O órgão iraniano responsável pelo Estreito de Ormuz anunciou nesta sexta-feira (19) que isentará todas as taxas previstas para o uso do canal de navegação durante um período de negociação de 60 dias, conforme o memorando de entendimento assinado com os Estados Unidos (EUA) nesta semana[1][5]. A Autoridade do Estreito do Golfo Pérsico (PGSA), do Irã, informou que navios que desejem passar pelo estreito enquanto o acordo provisório estiver em vigor devem solicitar trânsito com antecedência mínima de 48 horas antes da chegada[1].

A isenção aplica-se a taxas relativas à segurança, proteção, serviços ambientais e seguros relacionados, mas exige que as embarcações coordenem rotas e horários de trânsito com antecedência, devido às áreas afetadas por minas e para garantir a navegação segura[1][5]. O Irã também condenou os ataques israelenses ao Líbano, alertando sobre suas consequências para a paz e a segurança na região, e afirmou que os EUA são diretamente responsáveis pela situação[1].

Esmaeil Baghaei, porta-voz do Ministério das Relações Exteriores do Irã, destacou que o fim da guerra no Líbano é parte integrante do acordo para encerrar as hostilidades em todas as frentes, e que o Irã tomará todas as medidas necessárias para proteger seus interesses, segurança e aliados[1]. O memorando de entendimento, firmado nesta semana, prevê também a reabertura do Estreito de Ormuz e o levantamento do bloqueio naval dos EUA aos portos iranianos[3].

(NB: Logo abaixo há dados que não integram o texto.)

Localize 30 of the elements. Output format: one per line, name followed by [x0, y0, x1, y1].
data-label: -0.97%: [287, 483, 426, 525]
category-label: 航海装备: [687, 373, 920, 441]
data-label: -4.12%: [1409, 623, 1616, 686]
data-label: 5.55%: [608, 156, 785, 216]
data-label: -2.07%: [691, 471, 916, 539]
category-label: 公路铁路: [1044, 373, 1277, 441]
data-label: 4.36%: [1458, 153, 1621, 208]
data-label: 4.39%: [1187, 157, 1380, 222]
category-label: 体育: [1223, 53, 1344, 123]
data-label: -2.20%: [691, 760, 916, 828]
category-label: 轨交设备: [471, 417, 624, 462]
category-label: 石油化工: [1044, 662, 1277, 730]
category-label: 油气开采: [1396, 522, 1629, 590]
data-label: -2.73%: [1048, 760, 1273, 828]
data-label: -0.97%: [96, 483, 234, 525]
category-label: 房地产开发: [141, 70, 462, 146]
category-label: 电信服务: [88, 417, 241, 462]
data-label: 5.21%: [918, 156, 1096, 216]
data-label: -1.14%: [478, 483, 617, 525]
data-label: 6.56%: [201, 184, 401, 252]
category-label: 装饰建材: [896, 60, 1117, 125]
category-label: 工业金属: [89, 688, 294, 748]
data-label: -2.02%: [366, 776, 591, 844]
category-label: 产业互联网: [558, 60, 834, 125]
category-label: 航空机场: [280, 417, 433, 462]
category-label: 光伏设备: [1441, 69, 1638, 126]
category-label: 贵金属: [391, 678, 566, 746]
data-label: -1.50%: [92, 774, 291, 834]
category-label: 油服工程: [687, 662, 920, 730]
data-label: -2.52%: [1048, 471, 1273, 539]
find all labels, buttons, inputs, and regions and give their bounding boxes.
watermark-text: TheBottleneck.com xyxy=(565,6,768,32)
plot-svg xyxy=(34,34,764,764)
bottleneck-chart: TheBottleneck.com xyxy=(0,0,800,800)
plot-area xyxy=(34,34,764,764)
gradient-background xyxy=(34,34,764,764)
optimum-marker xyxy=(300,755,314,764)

Donald Trump, presidente dos EUA, afirmou em entrevista ao New York Times que o acordo prevê isenção permanente de pedágio no Estreito de Ormuz, embora o Irã tenha anunciado que, após o período de 60 dias, poderá cobrar "taxas de serviço marítimo"[2]. Trump também declarou que, apesar das objeções do primeiro-ministro israelense, "salvei Israel da destruição nuclear", e que, caso o Irã não assinasse o acordo, ele se tornaria "guardião do Oriente Médio", capturando 20% das receitas geradas na região[2].

O acordo foi anunciado no domingo (14) após mais de três meses de guerra e será assinado na sexta-feira (19) em Genebra, na Suíça, mediado pelo Paquistão[2]. Líderes da China e da Rússia, Xi Jinping e Vladimir Putin, também ajudaram na resolução do acordo de paz com o Irã[2].

O Estreito de Ormuz reabriu, e agora a disputa é sobre quem cobra pedágio no mar[7]. A chancelaria iraniana já avisou que os navios não pagarão pedágio, mas "taxas de serviço", por sinalização, proteção ambiental e apoio à navegação[7].